The second instruction the prophet Jeremiah gave the exiled nation was this:

“Also, seek the peace and prosperity of the city to which I have carried you into exile. Pray to the Lord for it, because if it prospers, you too will prosper.” (Jer. 29:7)

God wants you to be salt and light in the city and community in which you find yourself. That means getting involved in your community. God doesn’t want His followers sitting on the sidelines; He wants us to “get in the game”.

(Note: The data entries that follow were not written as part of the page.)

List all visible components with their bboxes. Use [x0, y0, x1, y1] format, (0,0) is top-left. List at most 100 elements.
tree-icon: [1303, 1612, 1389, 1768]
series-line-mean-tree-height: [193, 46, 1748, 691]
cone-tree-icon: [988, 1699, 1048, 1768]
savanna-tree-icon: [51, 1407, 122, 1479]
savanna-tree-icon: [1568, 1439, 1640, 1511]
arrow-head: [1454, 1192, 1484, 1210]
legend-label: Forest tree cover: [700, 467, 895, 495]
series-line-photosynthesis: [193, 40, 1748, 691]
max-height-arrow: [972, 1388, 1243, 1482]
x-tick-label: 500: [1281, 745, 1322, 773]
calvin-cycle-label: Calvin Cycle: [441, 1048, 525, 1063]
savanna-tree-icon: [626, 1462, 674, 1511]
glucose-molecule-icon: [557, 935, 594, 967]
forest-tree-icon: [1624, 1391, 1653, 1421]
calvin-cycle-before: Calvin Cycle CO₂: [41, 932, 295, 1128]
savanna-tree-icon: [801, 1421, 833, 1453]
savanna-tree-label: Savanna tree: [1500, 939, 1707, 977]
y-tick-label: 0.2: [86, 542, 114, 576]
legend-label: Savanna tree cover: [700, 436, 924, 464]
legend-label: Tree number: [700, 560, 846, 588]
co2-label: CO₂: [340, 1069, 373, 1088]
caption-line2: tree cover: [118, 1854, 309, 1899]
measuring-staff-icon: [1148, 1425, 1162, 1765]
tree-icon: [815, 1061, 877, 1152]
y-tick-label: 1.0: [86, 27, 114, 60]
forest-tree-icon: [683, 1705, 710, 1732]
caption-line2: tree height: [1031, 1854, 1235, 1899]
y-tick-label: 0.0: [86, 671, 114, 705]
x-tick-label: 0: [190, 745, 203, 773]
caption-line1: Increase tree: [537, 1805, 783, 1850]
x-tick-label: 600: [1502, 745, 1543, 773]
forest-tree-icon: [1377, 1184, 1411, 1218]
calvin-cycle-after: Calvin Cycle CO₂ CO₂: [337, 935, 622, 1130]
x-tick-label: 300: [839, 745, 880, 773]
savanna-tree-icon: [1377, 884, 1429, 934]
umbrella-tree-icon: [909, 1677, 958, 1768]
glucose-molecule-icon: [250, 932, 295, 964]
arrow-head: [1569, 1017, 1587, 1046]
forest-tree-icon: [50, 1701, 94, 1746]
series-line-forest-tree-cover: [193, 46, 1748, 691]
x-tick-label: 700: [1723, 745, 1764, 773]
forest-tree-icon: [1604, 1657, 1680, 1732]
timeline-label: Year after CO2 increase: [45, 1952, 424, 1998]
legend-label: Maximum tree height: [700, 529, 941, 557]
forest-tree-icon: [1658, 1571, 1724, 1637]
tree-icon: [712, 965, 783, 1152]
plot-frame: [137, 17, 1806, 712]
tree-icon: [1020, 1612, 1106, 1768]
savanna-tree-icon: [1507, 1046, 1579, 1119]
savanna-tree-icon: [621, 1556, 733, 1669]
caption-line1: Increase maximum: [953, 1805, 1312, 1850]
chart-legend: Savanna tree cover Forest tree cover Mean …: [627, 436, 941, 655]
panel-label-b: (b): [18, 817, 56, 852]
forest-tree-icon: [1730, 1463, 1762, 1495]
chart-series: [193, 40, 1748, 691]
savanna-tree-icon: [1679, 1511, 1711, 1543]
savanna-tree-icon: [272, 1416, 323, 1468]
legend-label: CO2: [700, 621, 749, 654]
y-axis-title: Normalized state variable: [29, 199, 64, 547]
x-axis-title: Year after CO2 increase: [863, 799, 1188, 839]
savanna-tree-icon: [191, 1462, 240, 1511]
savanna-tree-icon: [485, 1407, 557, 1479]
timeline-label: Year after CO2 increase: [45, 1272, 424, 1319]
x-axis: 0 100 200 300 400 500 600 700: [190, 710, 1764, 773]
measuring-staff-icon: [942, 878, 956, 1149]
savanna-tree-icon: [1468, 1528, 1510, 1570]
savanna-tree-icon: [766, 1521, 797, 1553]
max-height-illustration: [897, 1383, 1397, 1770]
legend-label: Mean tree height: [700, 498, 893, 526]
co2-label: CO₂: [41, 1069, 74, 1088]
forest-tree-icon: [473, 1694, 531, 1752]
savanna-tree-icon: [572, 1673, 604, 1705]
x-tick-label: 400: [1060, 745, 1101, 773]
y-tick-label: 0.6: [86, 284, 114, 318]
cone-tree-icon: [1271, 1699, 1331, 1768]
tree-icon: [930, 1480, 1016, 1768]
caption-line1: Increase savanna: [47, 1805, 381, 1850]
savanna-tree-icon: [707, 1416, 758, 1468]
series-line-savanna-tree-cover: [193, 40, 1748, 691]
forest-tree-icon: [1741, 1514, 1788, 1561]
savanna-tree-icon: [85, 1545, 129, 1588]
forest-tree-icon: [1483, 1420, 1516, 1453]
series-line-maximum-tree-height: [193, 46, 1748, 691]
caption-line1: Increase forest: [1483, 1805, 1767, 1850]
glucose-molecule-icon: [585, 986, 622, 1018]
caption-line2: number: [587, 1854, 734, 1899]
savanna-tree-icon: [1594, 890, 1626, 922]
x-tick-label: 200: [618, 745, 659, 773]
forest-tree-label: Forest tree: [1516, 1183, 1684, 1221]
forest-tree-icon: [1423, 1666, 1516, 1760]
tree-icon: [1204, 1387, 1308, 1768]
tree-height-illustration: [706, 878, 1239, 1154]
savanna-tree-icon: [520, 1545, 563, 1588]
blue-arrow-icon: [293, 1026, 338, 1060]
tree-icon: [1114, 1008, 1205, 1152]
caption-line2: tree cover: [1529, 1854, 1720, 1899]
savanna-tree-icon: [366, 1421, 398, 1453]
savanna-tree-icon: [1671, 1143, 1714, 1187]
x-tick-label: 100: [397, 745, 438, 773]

We can’t be salt and light if we don’t get involved with the people and groups in our communities. Churches can have a preservative effect on a community by their involvement, leading the way in reaching the vulnerable people with clothes, food, kindness and love. Churches that have high visibility in a community (for the benefit of the community) can have a profound effect for the Gospel.

Community involvement, however, is where too much salt can be overpowering and overwhelming. God calls individual Christians to venture out past the church gates and cloistered church groups into the community carrying the flavor and aroma of the Gospel as they go.

We don’t have to preach the Gospel everywhere we go to be effective. We need people who can show the kindness, love, integrity, self-control and other fruits of the Spirit to a world that is lost and hurting. If we simply exhibit the character of Christ, we will open doors to people willing to hear the Gospel.

Finally, Jeremiah instructed the new residents of Babylon as follows:

“Do not let the prophets and diviners among you deceive you. Do not listen to the dreams you encourage them to have. They are prophesying lies to you in my name. I have not sent them….” (Jer. 29:8-9)

God doesn’t call us out of the world. He calls us into the world, but that calling comes with a warning that we should not be taken or captivated by the world and its allurements. This world and everything in it is passing away. Jesus taught us to pray to the Father; “Thy Kingdom come!”

We should not forget that we are aliens and strangers in this world. Like Abraham living as a sojourner in tents in the promised land, we are just passing through. If we let ourselves by taken by the spirit of this world, we will lose our saltiness – our distinctness. We should never forget the Gospel.

In truth, where would we go?! Only Jesus is the Word, the Bread of Life, the Living Water. Why would we trade that for anything the world has to offer?!

We are called to be salt and light, to have an impact in the world. The greatest impact we could possibly have is to introduce people to the good news, the Gospel, the love of God expressed for us in Jesus who was the fullness of God in the flesh. The greatest impact we can have is an eternal one, calling to the eternity God placed into every human heart.

To fulfill that calling, we need to be right in the mix of humanity. We can’t separate ourselves and hope to be the salt and light God made us and called us to be. We need to be engaged in our families and in the communities in which God placed us, and we need to keep our focus on the Gospel and the kingdom of God as we go out into the kingdoms of this world.